Just finished Cosmicomics (1965). I think Italo Calvino is my new favourite author. He rocks the Casbah, even in translation. I am tempted to learn Italian just so that I can read him in the original.

Cosmicomics is a series of stories based on theories regarding space and the universe. Example:

The more distant a galaxy is, the more swiftly it moves away from us. A galaxy located at ten billion light-years from us would have a speed of recession equal to the speed of light, three hundred thousand kilometers per second. The 'quasi-stars' recently discovered are already approaching this threshold. (The Light-Years)

And from this, Calvino creates a story, a wonderful, smart, audacious story.
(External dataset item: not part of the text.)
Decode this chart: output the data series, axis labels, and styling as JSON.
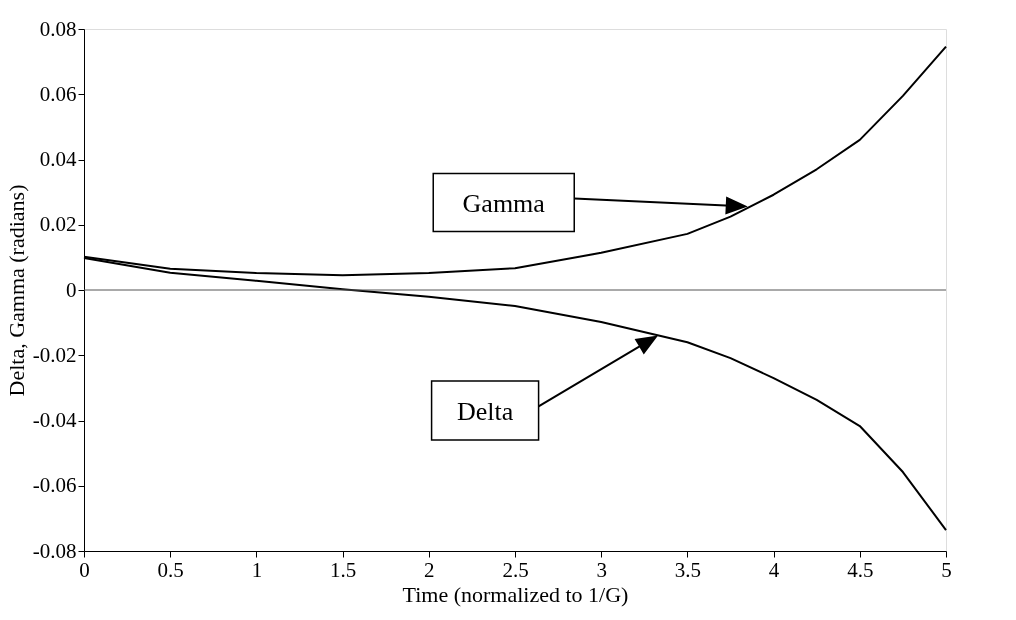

Wow.

Particular mention goes out to The Aquatic Uncle about the transition from water living creatures to land living ones, and to The Distance of the Moon, which is about a time when the moon passed super close to the earth and people would jump up to gather a cottage-cheese like substance from it's surface. It's about unrequited love. As a matter of fact, so is The Aquatic Uncle. Now that I am thinking about it, The Dinosaurs is truly fantastic as well, about the last dinosaur who lives with those who have replaced his species in the earth's evolution. Bittersweet.

In other news, I just spent ten minutes engrossed in a Youtube video-slideshow of Arnold Schartzenegger' s early bodybuilding days. Random.